1. Expert Q&A: Protecting a person with dementia from financial abuse - Weds 26 June, 3:30-4:30 pm

    Financial abuse can have serious consequences for a person with dementia. Find out how to protect a person with dementia from financial abuse.

    Sam, our Knowledge Officer (Legal and Welfare Rights) is our expert on this topic. She will be here to answer your questions on Wednesday 26 June between 3:30 - 4:30 pm.

    You can either post questions >here< or email them to us at talkingpoint@alzheimers.org.uk and we'll answer as many as we can on the day.

Activities in care home

Discussion in 'I care for a person with dementia' started by Druid, Apr 22, 2015.

  1. Druid

    Druid Registered User

    Apr 22, 2015
    2
    Hello, I have joined TP because I hope someone may be able to help me with some ideas of how to help my mum. She is 89, was diagnosed with Alzheimers 5 years ago and for the past four has lived in a specialist care home only three miles from where I live. She chose the home when she was still well enough to and for the first few years was very happy. But as her dementia has worsened ( as have the other residents) her ability to engage with them has lessened and she doesn't actually do much during the day. It is made worse by her having macular degeneration so can't see very well. The home is lovely, the staff are lovely but my mum says she feels lonely. I work full time but take her out every weekend and try to pop in one evening a week, but does anyone know of any way I can get someone to visit her regularly during the week or to take her out?
     
  2. starryuk

    starryuk Registered User

    Nov 8, 2012
    1,299
    #2 starryuk, Apr 22, 2015
    Last edited: Apr 22, 2015
    Hello Druid,

    I understand where you are coming from. I thought my mum would benefit from having her own personal 'friend' in her CH. I hired someone privately to go in once a week and spend an hour with mum. It worked really well. As well as that, a really good friend of mine popped in once a week to have a cup of tea with her. I just thought it might be good for her self esteem to have other friends besides a daughter.

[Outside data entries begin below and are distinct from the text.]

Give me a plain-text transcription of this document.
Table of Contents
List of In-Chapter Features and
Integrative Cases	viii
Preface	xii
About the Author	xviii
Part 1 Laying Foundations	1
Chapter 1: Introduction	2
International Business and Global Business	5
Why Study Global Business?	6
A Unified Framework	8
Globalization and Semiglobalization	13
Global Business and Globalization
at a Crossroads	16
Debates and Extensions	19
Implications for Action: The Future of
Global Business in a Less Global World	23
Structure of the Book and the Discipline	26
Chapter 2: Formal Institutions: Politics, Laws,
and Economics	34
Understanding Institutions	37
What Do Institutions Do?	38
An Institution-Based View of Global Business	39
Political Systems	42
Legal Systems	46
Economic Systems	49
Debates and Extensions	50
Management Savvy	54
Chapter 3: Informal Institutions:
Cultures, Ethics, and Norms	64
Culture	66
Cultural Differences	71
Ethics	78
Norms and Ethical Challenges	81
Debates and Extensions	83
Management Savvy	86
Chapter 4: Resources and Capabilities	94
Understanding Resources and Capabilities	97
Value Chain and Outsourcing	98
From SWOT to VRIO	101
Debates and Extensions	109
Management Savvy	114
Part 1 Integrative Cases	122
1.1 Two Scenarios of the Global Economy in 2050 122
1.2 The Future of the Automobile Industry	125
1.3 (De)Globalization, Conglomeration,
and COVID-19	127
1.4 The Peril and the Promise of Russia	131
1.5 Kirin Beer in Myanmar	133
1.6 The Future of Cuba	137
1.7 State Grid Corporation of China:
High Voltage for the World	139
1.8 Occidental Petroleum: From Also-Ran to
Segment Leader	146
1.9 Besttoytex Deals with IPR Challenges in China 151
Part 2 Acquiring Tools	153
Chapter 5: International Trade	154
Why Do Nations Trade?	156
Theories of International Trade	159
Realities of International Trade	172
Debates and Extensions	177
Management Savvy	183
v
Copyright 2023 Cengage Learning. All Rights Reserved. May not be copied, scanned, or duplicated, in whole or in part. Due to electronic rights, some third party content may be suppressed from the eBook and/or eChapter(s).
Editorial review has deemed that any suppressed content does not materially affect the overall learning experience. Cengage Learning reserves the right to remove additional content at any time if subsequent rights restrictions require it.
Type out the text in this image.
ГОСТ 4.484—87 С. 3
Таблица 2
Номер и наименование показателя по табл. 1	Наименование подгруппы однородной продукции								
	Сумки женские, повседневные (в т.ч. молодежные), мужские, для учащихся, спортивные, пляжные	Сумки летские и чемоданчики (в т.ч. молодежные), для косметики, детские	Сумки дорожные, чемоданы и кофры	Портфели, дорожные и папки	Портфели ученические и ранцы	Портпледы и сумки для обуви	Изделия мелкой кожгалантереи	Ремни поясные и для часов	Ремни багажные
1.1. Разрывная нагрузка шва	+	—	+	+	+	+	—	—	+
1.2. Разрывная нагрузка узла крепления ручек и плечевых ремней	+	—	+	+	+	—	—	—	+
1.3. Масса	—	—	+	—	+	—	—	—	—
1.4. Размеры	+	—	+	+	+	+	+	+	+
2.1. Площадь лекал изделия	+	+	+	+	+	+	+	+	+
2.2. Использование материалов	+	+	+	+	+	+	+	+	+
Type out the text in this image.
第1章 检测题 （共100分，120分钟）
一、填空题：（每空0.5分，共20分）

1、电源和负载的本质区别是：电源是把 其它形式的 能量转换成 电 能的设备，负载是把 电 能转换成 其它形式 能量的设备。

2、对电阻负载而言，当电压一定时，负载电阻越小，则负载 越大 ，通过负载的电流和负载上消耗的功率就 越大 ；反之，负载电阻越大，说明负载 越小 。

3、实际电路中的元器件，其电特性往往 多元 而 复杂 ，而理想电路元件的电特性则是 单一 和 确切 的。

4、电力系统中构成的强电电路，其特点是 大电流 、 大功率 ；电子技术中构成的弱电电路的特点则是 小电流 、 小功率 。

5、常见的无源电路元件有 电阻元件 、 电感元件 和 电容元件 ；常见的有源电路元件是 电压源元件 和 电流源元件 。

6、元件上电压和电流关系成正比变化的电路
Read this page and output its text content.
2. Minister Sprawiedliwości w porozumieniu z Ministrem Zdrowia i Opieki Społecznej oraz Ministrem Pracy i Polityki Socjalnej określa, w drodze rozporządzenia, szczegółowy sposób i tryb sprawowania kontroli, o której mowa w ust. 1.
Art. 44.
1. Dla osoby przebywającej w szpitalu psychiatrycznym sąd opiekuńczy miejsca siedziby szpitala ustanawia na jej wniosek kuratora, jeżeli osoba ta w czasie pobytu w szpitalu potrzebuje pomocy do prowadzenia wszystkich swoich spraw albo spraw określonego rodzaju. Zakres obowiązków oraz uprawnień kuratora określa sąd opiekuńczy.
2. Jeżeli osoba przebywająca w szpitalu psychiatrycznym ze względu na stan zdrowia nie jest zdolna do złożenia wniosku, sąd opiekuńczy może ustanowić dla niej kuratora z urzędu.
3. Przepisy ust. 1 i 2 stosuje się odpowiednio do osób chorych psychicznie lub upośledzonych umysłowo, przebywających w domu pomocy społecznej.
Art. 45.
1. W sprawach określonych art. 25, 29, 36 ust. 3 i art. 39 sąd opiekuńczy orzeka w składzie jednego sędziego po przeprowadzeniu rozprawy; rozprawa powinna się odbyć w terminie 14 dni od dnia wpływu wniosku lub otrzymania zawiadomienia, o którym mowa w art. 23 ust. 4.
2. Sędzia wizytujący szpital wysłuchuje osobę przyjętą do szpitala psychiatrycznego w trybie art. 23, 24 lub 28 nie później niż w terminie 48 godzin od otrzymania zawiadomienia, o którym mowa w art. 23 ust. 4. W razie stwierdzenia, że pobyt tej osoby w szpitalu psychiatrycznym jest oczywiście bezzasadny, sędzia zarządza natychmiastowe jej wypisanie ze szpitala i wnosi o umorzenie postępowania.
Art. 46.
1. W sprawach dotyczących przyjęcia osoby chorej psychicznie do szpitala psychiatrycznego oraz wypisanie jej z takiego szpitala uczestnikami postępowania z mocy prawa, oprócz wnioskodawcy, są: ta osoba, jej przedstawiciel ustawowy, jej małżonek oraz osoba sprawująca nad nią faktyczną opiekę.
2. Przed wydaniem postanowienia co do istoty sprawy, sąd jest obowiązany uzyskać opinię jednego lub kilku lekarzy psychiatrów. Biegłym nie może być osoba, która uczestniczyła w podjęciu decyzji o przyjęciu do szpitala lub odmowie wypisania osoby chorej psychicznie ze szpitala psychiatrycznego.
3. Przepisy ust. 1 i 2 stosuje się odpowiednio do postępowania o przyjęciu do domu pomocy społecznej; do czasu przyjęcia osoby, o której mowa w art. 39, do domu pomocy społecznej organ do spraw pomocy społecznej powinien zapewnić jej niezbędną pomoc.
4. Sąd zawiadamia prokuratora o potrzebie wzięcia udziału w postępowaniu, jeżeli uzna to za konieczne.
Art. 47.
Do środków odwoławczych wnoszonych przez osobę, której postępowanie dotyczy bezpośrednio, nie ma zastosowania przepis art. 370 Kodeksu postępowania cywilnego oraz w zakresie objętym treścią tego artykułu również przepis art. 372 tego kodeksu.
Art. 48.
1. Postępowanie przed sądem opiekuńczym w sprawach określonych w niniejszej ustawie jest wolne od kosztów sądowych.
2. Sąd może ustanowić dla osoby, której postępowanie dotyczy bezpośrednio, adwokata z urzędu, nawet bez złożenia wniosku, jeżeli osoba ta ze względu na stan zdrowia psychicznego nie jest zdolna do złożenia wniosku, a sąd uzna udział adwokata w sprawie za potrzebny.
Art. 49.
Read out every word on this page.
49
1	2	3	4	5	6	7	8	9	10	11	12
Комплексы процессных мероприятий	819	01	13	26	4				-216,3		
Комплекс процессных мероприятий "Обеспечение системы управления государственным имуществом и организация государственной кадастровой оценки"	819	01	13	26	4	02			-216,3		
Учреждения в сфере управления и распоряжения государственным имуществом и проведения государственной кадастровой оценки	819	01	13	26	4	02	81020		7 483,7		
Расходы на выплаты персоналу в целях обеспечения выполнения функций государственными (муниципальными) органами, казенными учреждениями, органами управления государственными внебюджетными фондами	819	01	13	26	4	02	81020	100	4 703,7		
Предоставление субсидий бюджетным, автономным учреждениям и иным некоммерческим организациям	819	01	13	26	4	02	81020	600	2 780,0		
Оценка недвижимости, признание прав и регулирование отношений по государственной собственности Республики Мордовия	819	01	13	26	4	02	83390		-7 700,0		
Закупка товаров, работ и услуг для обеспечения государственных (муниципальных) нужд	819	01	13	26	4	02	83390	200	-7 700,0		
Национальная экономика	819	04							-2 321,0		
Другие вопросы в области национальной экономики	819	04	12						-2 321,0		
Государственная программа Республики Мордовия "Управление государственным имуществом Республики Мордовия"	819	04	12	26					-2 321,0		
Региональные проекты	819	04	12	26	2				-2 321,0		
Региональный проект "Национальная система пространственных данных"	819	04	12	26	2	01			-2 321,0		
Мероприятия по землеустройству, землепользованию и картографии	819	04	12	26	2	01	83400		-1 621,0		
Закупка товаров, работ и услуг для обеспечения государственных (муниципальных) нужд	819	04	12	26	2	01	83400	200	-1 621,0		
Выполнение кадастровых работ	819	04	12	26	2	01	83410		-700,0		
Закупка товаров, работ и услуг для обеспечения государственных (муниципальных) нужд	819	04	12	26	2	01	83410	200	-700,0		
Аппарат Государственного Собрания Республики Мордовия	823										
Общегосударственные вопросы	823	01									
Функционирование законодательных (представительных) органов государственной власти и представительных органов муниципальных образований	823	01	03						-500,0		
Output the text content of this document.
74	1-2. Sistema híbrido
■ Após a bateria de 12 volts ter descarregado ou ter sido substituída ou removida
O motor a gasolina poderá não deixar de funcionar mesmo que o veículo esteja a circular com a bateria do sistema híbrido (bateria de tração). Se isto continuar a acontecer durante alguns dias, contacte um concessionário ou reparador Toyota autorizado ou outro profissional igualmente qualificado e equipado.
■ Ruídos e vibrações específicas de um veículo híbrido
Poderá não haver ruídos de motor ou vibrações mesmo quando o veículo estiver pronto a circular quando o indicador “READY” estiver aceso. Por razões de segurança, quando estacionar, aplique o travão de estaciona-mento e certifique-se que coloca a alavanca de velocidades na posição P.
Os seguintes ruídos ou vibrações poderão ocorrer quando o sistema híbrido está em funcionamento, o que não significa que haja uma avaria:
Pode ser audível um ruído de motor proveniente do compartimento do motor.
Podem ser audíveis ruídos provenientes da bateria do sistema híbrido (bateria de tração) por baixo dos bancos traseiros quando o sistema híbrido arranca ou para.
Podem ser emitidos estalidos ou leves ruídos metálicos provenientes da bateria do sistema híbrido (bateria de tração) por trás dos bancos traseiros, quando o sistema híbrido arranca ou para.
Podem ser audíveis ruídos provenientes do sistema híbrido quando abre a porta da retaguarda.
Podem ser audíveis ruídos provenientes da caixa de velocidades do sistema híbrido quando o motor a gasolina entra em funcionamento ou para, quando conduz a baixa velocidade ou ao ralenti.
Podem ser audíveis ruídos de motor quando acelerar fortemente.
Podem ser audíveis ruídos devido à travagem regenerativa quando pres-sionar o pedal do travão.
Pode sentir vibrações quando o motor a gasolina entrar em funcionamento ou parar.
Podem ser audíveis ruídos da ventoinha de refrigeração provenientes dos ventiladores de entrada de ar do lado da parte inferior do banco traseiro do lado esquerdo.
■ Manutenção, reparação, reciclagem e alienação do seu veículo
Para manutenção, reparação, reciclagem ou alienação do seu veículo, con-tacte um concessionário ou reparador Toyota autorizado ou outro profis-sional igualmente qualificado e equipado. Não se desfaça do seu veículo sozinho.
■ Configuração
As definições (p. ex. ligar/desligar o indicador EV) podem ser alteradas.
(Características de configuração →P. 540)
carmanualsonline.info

    I think you could perhaps arrange someone through a care agency or through Crossroads. I understand that Crossroads can provide such a service, but didn't use them. There will be someone who does know more, I am sure, who will be able to help you further.

    Let us know how you get on, and best wishes.
     
  3. nessy22

    nessy22 Registered User

    Nov 22, 2014
    42
    I also understand where you are coming from Druid. My Mum is 85, and is in care home for 3 months. Maybe whee your Mum was a few years ago. So far a lot of friends have rallied round and visited, taken her out etc. especially because she is very active and needs to walk every day. But if that had not happened, a friend of mine ( with experience ) said that it would be worth every penny to pay someone to come in to read/ play dominos/ take walking etc every week for example. I am ready to do that as soon as the friends visit tail off as they must do ( many are all in their 80s). Good luck
     
  4. Druid

    Druid Registered User

    Apr 22, 2015
    2
    Thank you both for you replies. I had not heard of Crossroads so I will look in to that possibility.